Killua hausse les épaules, il ne s'attendait à rien de plus. Il détourne les yeux et jette un regard au loin, un mince sourire soulève les commissures de ses lèvres. Dissimulée sous une ombrelle, Alluka les observe, le visage bas.

- Tu peux venir ! Léolio se souvient très bien de toi !

Hésitante, la jeune fille approche, son regard clair planté dans celui du brun.

- Je suis désolée pour ce qui est arrivé à ton ami. Décidément, chacune de nos entrevues ont lieu dans un hôpital, ce n'est pas un bon augure !

Elle le contemple, interdite. Son menton est dissimulé entre ses cheveux obscurs qui coulent sur ses fines épaules. Léolio ne peut le nier, Alluka Zoldyck fait partie des créatures les plus fascinantes qu'il aie pu voir dans sa vie. Il ne doute pas qu'avec le temps, elle deviendra une femme irrésistible.
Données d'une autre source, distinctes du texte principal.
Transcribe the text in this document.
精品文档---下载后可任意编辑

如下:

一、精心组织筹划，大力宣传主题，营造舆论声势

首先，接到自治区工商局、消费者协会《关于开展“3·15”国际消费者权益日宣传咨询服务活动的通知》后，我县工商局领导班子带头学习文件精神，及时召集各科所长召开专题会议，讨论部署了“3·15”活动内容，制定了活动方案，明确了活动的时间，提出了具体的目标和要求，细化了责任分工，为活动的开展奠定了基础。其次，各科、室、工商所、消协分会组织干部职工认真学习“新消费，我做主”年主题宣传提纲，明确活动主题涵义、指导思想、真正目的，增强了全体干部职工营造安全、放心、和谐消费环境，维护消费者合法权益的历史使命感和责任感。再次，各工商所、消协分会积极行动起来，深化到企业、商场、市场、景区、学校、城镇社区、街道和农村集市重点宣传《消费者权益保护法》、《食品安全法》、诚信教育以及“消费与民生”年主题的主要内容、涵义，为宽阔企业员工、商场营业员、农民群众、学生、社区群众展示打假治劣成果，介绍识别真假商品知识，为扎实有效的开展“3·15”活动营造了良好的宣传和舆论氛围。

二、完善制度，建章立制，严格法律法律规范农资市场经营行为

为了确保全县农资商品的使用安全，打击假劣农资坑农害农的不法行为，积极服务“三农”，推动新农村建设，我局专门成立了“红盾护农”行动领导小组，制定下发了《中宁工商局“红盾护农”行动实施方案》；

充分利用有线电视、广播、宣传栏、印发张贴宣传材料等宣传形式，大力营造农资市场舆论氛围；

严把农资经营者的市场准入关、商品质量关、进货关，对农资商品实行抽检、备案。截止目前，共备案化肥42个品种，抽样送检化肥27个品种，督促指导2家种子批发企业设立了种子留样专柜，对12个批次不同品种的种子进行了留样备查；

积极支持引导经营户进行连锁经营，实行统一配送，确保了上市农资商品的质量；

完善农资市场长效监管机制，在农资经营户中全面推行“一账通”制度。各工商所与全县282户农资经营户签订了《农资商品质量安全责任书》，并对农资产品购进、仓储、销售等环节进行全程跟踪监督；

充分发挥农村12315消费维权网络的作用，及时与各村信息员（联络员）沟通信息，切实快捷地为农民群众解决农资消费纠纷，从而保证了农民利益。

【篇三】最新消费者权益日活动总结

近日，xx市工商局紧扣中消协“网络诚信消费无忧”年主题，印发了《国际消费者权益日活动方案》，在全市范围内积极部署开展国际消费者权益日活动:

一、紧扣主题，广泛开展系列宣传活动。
Mais l'heure n'est pas à la contemplation. Aussitôt, il s'incline et la remercie d'avoir accompagné Killua.

- Crois-moi, si j'avais pu, j'aurais usé de mon don pour qu'il guérisse plus rapidement. Mais grand-frère a fait promettre à Nanika de ne plus revenir.

- Ne t'inquiète pas, Alluka. Ta venue est un plaisir. Et puis – Léolio gratte l'arrière de son crâne – les médecins ont dit qu'il n'en n'aurait plus pour si longtemps. Il sera vite sur pieds !

La jeune femme acquiesce vigoureusement, un air soulagé sur son visage de poupée. Ensembles, ils finissent par quitter l'établissement pour aller manger dans un petit restaurant aux alentours.

Sur le chemin, Killua reste en retrait ; il balaye leurs arrières d'un regard d'acier.

Bien que l'accident de Kurapika ait été passé sous silence, le jeune Zoldyck est bien trop habitué aux esprits corrompus qui peuplent la ville pour baisser sa garde. Si l'un d'eux daignent franchir les limites, il sera en première ligne, prêt à les recevoir.

Soudain, une présence qui ne lui est pas inconnue attire son attention. A quelques mètres de leur trio, il aperçoit la silhouette d'une jeune femme qui semble lui faire signe. Elle porte un ensemble lumineux, assorti à un petit chapeau rond délicatement posé sur le haut de son crâne, il ne la reconnait pas tout de suite; mais accroché à son épaisse ceinture de cuir, il distingue la jolie flûte traversière capable de jouer les plus belles notes du pays.